Angel Lau, a 36-year-old media professional, is returning home from New York for Chinese New Year. It’s the first time she’s visiting her family in Hong Kong after breaking up with her boyfriend.
“I think my parents were more devastated than me – my stepmom cried, my dad couldn’t sleep for an entire week,” Lau remembers. “I had to call them from New York to make sure they were coping.”
Chinese New Year is a two-week holiday when families get together to remember their ancestors, watch dragon dances and set off firecrackers. But for millions of young Chinese people, it’s a two-week interrogation during which they are questioned on their relationships, marriage prospects and, in the case of married couples, pregnancy-planning strategy.
Questions typically include the following: Have you met any new friends lately? Any friends of the opposite sex? ‘Yan’ or ‘gwai’ (meaning Chinese or anything other than Asian)? Do you want me to set you up on a date? When should we expect to become grandparents?
Throughout China, Confucian philosophy and social conventions are knitted together in complex ways. According to the ancient Chinese philosopher, strong family values are essential to a successful society. Children must respect their elders’ wishes; if your parents wish for grandchildren, then you had better comply.

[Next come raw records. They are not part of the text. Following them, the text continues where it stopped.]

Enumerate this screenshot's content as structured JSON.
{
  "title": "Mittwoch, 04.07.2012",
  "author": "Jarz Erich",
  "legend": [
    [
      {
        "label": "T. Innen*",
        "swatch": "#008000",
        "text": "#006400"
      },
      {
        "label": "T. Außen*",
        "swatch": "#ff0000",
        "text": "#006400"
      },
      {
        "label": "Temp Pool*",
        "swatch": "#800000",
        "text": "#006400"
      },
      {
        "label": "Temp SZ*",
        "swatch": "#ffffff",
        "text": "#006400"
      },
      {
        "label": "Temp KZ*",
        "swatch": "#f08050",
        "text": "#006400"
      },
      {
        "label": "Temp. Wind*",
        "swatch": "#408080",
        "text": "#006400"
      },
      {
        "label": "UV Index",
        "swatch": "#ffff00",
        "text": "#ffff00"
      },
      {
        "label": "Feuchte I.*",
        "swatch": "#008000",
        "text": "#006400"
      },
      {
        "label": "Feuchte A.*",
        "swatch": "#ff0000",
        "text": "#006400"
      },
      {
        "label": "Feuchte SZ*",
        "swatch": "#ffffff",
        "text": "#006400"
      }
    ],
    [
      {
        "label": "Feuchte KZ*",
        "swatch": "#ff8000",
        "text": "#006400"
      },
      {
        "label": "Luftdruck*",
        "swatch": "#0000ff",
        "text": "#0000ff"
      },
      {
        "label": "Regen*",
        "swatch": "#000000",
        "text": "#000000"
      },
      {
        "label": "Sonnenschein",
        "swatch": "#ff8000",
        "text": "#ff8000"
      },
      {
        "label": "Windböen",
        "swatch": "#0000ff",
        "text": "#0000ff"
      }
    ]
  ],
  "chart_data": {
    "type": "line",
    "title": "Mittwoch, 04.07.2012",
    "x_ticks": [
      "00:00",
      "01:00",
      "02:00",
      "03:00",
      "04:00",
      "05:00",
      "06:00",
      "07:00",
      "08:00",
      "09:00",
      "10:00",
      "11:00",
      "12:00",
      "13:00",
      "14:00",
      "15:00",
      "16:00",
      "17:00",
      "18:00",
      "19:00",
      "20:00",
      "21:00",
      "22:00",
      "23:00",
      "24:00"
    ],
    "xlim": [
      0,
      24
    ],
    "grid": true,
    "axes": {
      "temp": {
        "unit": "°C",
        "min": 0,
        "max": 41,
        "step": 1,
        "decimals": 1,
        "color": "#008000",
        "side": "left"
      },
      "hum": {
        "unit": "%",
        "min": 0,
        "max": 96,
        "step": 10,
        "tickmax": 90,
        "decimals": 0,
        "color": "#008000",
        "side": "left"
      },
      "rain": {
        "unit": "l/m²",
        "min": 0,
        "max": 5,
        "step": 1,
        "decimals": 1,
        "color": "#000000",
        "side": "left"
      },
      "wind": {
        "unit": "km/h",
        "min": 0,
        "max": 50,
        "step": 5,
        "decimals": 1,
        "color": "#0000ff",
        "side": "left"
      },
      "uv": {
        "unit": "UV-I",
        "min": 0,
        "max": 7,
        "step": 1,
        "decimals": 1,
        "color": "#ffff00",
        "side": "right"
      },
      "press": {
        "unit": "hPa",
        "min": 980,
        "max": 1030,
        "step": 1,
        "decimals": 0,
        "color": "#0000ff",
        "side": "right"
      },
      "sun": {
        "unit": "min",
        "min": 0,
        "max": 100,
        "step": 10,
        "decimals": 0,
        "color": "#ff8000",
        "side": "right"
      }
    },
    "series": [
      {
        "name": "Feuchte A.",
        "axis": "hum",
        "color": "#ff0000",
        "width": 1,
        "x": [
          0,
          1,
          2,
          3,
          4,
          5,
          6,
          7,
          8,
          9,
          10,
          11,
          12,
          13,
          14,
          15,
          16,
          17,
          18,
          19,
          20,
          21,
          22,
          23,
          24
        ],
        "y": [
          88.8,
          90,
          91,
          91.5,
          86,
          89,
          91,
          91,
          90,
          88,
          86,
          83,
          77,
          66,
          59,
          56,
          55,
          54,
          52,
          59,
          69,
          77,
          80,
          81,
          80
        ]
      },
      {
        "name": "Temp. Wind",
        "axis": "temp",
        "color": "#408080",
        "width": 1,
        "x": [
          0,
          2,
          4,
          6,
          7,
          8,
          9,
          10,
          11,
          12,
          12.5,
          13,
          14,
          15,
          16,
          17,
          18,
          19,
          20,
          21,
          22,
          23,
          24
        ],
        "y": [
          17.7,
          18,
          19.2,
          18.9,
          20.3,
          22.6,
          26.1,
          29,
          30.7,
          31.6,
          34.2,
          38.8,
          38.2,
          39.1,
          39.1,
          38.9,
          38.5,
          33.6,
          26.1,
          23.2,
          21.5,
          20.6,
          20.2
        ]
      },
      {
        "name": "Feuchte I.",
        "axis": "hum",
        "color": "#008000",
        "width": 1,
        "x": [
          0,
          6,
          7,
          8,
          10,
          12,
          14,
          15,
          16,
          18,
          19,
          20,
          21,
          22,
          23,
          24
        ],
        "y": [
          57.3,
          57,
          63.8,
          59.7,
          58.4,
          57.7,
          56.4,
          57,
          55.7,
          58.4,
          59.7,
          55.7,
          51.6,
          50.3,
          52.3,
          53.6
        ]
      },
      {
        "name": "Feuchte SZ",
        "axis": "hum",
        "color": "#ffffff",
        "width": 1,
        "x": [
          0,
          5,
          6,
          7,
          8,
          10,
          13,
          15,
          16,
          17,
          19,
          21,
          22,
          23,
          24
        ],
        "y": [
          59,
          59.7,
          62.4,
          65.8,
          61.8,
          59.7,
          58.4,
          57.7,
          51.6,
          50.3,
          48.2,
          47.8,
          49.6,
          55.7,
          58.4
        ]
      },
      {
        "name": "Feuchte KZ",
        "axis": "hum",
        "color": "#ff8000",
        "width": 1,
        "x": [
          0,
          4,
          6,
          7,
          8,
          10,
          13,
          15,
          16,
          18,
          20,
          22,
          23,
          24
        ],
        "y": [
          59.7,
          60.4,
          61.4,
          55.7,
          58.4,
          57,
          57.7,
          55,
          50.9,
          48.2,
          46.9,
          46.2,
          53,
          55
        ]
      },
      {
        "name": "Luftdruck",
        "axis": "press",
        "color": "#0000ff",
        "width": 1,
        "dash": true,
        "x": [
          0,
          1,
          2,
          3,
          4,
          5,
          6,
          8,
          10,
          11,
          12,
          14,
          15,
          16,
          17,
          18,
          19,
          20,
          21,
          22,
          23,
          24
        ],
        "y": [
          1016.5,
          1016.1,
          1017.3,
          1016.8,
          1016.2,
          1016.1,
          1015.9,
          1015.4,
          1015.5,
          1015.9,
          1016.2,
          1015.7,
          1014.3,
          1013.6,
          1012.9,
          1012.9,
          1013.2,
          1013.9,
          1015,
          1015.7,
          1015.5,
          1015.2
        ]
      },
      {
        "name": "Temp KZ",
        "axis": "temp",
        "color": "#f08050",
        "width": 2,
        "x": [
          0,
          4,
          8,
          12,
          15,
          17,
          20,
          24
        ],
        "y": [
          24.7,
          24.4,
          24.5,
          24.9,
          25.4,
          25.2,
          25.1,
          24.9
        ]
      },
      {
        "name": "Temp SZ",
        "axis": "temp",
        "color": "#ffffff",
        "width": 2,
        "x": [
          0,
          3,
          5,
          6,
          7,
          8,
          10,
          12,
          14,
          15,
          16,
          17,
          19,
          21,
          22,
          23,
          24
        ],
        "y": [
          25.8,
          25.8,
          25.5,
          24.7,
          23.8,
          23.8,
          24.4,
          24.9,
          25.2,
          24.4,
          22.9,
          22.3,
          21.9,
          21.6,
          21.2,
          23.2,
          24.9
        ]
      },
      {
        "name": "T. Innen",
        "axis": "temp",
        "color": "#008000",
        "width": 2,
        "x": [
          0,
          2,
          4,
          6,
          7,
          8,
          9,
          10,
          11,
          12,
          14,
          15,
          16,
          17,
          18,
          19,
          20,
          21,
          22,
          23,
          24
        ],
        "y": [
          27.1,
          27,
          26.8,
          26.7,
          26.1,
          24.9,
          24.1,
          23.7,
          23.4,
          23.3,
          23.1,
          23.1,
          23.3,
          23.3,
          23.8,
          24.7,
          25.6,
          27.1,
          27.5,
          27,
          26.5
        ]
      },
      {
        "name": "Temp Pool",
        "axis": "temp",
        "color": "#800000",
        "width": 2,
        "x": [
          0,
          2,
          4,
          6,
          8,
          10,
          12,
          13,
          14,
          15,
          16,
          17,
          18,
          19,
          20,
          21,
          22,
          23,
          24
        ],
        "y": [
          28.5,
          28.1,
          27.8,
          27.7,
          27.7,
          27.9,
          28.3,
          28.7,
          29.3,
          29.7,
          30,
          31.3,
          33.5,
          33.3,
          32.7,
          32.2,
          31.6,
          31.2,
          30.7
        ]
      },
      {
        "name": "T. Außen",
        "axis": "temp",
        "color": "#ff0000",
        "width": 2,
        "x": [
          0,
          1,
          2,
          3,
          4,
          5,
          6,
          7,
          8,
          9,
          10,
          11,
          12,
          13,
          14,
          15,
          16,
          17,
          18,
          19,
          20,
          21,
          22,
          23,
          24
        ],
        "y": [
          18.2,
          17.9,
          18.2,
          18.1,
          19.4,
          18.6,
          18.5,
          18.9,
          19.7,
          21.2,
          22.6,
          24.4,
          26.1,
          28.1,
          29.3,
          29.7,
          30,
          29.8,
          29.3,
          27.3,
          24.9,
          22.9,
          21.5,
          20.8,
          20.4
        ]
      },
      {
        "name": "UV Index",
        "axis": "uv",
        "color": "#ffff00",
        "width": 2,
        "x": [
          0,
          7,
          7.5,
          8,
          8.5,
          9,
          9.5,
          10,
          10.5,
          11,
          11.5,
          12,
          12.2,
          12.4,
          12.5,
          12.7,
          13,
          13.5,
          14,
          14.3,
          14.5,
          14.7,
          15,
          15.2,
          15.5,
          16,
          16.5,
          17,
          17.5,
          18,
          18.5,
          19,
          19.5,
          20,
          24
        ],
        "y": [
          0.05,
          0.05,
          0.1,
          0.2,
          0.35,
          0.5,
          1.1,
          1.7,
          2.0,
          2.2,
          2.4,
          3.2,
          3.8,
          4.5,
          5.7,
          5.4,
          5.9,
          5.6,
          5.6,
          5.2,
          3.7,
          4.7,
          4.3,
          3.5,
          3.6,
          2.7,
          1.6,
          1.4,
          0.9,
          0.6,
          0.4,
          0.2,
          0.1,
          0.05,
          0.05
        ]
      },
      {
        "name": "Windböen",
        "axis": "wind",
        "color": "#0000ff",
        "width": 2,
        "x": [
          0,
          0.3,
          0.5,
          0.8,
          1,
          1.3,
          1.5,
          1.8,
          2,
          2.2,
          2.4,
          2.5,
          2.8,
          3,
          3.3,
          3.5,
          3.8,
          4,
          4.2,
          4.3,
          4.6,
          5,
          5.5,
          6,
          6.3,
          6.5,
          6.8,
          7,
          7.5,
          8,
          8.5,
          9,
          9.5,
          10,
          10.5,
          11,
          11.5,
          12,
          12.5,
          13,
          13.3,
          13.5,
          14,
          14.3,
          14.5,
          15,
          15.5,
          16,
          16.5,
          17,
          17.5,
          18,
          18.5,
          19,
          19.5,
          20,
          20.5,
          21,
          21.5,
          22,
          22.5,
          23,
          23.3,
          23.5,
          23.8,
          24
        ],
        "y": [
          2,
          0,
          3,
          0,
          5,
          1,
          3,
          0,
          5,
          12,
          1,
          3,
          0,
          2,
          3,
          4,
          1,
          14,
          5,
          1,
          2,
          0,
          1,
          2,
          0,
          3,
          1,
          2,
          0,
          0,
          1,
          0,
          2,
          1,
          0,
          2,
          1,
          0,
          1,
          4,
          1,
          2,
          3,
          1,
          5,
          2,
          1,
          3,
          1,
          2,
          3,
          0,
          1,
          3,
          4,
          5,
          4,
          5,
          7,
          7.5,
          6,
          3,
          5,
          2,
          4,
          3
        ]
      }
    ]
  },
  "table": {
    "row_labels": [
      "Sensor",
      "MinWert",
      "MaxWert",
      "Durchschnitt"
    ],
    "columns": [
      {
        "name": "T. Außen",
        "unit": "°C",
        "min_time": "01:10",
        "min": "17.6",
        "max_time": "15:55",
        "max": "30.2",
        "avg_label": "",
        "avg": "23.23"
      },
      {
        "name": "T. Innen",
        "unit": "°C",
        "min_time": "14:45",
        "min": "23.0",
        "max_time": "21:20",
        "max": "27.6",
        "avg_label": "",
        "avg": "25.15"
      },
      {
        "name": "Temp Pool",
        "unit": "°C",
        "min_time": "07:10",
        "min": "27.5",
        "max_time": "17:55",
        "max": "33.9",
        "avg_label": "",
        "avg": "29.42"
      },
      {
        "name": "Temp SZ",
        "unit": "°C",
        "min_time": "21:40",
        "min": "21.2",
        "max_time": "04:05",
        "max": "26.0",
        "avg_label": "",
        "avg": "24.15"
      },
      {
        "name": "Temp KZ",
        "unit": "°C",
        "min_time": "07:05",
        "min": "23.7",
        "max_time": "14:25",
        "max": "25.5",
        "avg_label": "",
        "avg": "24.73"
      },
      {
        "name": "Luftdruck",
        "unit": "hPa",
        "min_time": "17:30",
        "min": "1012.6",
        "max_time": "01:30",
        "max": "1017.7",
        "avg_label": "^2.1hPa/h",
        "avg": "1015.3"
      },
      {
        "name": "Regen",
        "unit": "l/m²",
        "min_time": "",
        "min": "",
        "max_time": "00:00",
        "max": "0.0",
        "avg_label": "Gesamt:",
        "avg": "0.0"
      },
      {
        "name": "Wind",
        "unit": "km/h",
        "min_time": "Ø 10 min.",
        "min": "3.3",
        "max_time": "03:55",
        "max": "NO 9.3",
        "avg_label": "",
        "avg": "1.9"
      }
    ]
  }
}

The older generation sees it as their duty to reign in their children’s reckless and directionless lives, and there is no bigger sign of directionlessness than being single.
Combine these ideas with modern fears of becoming one of China’s sheng nu or ‘leftover women’, and you get throngs of anxious aunts, uncles and grandparents grabbing their annual opportunity to ‘help out’ when their niece, nephew or grandchild comes home for the Chinese New Year period.
During her single years, 36-year-old Zoe Li used to dread Chinese New Year. She assumed things would improve after her nuptials. But now, paradoxically, as a pregnant, married woman, she says the scrutiny of her private life has actually increased.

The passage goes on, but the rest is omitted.